Un film d'évasion haletant, filmé d'une main de maître et avec un casting brillant. Tony Curtis et Sidney Poitier sont un binôme instantanément mémorable et attachant, le second rôle de Lon Chaney Jr. (l'indémodable Loup-Garou des années 40) est un ravissement des yeux (on le reconnaît de suite malgré les années passées), et la folle aventure se suit avec un plaisir non dissimulé. La traversée de la rivière puissante, l'intrusion dans l'épicerie sans un bruit (ou presque...) et surtout le final avec
la course pour attraper le train vers la liberté
, on retient son souffle bien souvent dans ce si joli film, qui prend même le temps de prôner le droit à l'égalité entre les couleurs (assez progressiste, pour un film des années 50) et l'amitié malgré la différence. On fond comme neige au soleil lors du twist final qui pousse John (Curtis)
à courir après Noah (Poitier) lorsqu'il apprend que celui-ci va vers un péril certain, tandis que lui-même aurait pu s'enfuir et s'assurer la liberté (avec une femme que l'on aura injurié copieusement quand elle explique avoir envoyé à la mort le "Nègre" - comme elle le dit - sans aucun regret...)

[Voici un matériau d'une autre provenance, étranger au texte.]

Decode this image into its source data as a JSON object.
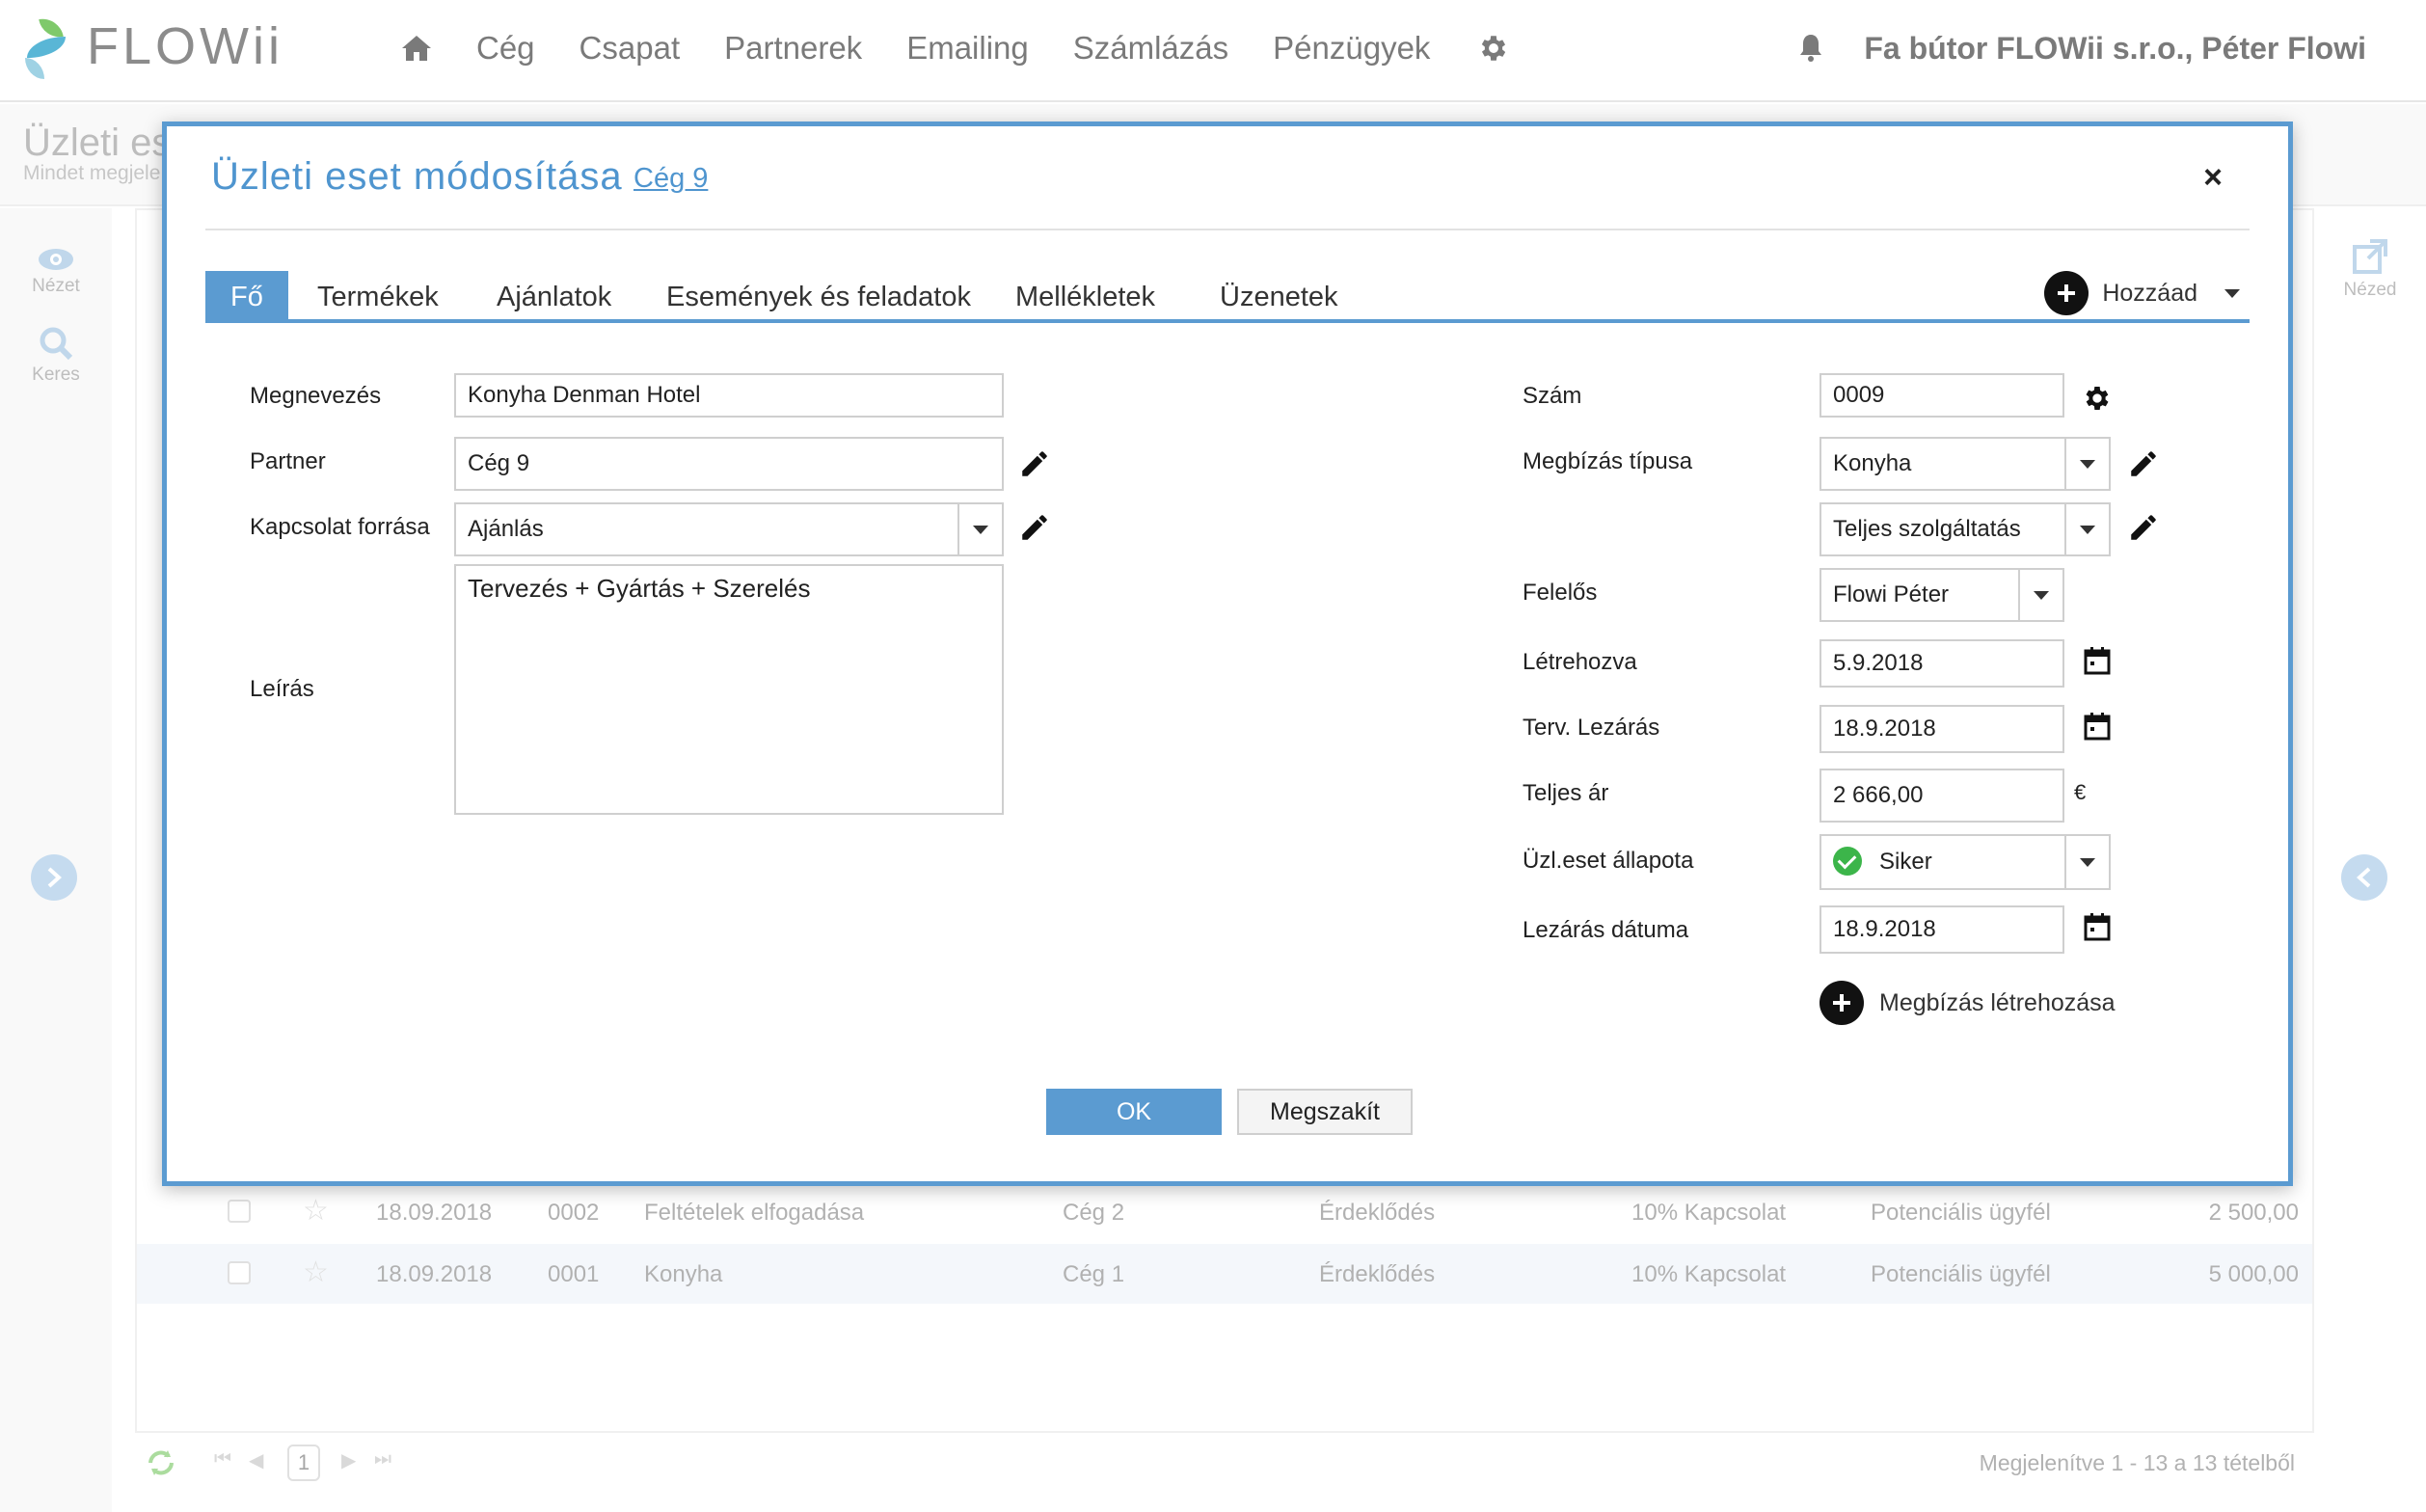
{
  "app": {
    "logo_text": "FLOWii"
  },
  "nav": {
    "items": [
      "Cég",
      "Csapat",
      "Partnerek",
      "Emailing",
      "Számlázás",
      "Pénzügyek"
    ]
  },
  "user": {
    "name": "Fa bútor FLOWii s.r.o., Péter Flowi"
  },
  "page": {
    "title": "Üzleti es",
    "subtitle": "Mindet megjele"
  },
  "rail": {
    "view_label": "Nézet",
    "search_label": "Keres",
    "right_label": "Nézed"
  },
  "grid": {
    "rows": [
      {
        "date": "18.09.2018",
        "num": "0002",
        "name": "Feltételek elfogadása",
        "partner": "Cég 2",
        "stage": "Érdeklődés",
        "prob": "10% Kapcsolat",
        "status": "Potenciális ügyfél",
        "amount": "2 500,00"
      },
      {
        "date": "18.09.2018",
        "num": "0001",
        "name": "Konyha",
        "partner": "Cég 1",
        "stage": "Érdeklődés",
        "prob": "10% Kapcsolat",
        "status": "Potenciális ügyfél",
        "amount": "5 000,00"
      }
    ]
  },
  "footer": {
    "page": "1",
    "summary": "Megjelenítve 1 - 13 a 13 tételből"
  },
  "modal": {
    "title": "Üzleti eset módosítása",
    "link": "Cég 9",
    "close": "×",
    "tabs": [
      "Fő",
      "Termékek",
      "Ajánlatok",
      "Események és feladatok",
      "Mellékletek",
      "Üzenetek"
    ],
    "add_label": "Hozzáad",
    "left": {
      "name_label": "Megnevezés",
      "name_value": "Konyha Denman Hotel",
      "partner_label": "Partner",
      "partner_value": "Cég 9",
      "source_label": "Kapcsolat forrása",
      "source_value": "Ajánlás",
      "desc_label": "Leírás",
      "desc_value": "Tervezés + Gyártás + Szerelés"
    },
    "right": {
      "number_label": "Szám",
      "number_value": "0009",
      "type_label": "Megbízás típusa",
      "type_value": "Konyha",
      "service_value": "Teljes szolgáltatás",
      "owner_label": "Felelős",
      "owner_value": "Flowi Péter",
      "created_label": "Létrehozva",
      "created_value": "5.9.2018",
      "planned_label": "Terv. Lezárás",
      "planned_value": "18.9.2018",
      "price_label": "Teljes ár",
      "price_value": "2 666,00",
      "currency": "€",
      "state_label": "Üzl.eset állapota",
      "state_value": "Siker",
      "closed_label": "Lezárás dátuma",
      "closed_value": "18.9.2018"
    },
    "create_label": "Megbízás létrehozása",
    "ok_label": "OK",
    "cancel_label": "Megszakít"
  },
  "colors": {
    "accent": "#5b9bd1",
    "success": "#3cb54a"
  }
}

. Une émotion certaine, de la franche tendresse, qui se mêle délicieusement au suspens tendu de la dernière ligne droite de l'aventure (où l'on touche du bout du doigt la liberté...) et à la rudesse de la dernière scène, fataliste et pleine de morale à la fois. On aura aussi adoré les belles ellipses temporelles, qui se traduisent par des plans changeant sous nos yeux (le feu s'éteint lentement, la lumière du soleil se lève sur le paysage...), et les plans qui parviennent à capter toute l'intensité des scènes : le traveling de Poitier à Curtis, séparés par un poteau, lorsque ce dernier chante ce qui ressemble à un chant du cygne, puis la mème scène en plan fixe alors que les deux acteurs ne font plus qu'un, comme une stabilité d'image qui traduit la stabilité émotive des héros, l'amitié enfin accomplie, la liberté malgré
l'imminente incarcération
qui n'est d'ailleurs pas filmée à la fin de La Chaîne, comme si seul ce dernier plan libérateur devait constituer son point d'orgue sans se soucier de la suite. Un très beau dernier plan qui est à la hauteur de ce film d'aventures sous tension, avec des acteurs sublimes, et une morale très en avance sur son époque. A ne surtout pas manquer !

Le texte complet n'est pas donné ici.